Today, Jim Chalmers, someone who was mentored by Paul Keating, is Treasurer. We've had a per capita recession for quarter after quarter after quarter. The majority of the time, in fact, that the Labor Party has been in government we have been in per capita recession. Government spending is out of control, fuelling inflation and fuelling interest rate rises. The current account deficit, again, is not a figure that's talked about much these days, but for the first quarter of 2026 it hit a record high of $27.1 billion. Going back to the 1990s, that quaint $4 billion number does seem quaint now, when we've currently hit $27.1 billion.
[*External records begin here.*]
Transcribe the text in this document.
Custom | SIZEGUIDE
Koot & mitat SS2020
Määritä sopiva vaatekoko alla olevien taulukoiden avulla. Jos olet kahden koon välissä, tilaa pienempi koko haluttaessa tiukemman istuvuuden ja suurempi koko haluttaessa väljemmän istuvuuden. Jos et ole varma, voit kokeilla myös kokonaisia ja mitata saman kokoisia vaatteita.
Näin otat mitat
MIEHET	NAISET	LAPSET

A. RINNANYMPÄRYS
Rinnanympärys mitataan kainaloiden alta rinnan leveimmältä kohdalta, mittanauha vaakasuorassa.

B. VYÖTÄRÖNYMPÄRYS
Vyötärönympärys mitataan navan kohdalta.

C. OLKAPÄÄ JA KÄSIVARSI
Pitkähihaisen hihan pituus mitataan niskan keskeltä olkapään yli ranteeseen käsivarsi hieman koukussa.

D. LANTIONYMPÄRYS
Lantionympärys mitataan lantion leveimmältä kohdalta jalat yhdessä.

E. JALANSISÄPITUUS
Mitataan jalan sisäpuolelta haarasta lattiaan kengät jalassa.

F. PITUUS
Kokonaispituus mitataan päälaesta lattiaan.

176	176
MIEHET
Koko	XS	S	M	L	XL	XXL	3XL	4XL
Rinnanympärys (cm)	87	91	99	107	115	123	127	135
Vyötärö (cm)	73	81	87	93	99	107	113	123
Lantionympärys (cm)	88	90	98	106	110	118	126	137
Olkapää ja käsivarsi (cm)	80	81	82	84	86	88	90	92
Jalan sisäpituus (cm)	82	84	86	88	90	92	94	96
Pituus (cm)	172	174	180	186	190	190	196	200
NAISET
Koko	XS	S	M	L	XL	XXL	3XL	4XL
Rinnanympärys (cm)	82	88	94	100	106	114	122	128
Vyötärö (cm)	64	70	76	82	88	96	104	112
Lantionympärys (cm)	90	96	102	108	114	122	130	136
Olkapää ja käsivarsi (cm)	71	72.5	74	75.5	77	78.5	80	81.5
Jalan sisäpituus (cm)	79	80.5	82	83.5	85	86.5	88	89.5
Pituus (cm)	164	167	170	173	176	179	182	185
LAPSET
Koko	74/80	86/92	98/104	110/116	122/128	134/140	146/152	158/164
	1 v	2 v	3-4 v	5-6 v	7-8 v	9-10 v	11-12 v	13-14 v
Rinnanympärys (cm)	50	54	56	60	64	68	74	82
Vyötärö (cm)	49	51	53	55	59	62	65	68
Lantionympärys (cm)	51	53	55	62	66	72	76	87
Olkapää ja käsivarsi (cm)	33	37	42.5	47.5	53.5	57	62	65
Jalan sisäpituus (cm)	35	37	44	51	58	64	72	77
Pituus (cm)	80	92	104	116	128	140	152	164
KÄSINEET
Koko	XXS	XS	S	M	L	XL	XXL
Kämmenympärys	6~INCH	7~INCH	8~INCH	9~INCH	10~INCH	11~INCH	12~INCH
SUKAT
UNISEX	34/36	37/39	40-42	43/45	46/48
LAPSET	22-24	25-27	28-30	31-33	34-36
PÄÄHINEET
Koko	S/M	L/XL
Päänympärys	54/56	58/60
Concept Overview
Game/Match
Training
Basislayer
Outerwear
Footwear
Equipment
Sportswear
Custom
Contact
You have to ask yourself, in that circumstance and knowing the history of the Labor Party, whether the recession we had to have is the unspoken bit at the moment, and whether Labor's deliberate policies of increasing government spending at a time of high inflation, to keep inflation higher for longer, forcing up interest rates, is not a bug but actually a feature. This is actually the government's plan. It's not incompetence; it's deliberate strategy.

The Labor government is inflicting this pain on every Australian family. Every Australian family is worse off after four years under the Labor government. They talk about tax cuts when in fact they've massively increased taxes within the economy. Bracket creep has smashed take-home pay; inflation has crushed Australia's standard of living. Interest rate rises mean that the pressure that families are under today to make mortgage repayments is worse even than that point in the 1990s, when interest rates were sitting at 17 per cent. The actual impact on family budgets is greater because people have had to borrow more to get into their house. So you've got some very serious economic challenges confronting Australia and confronting Australian people—and, quite frankly, the Labor Party is just not up to the job of fixing those challenges.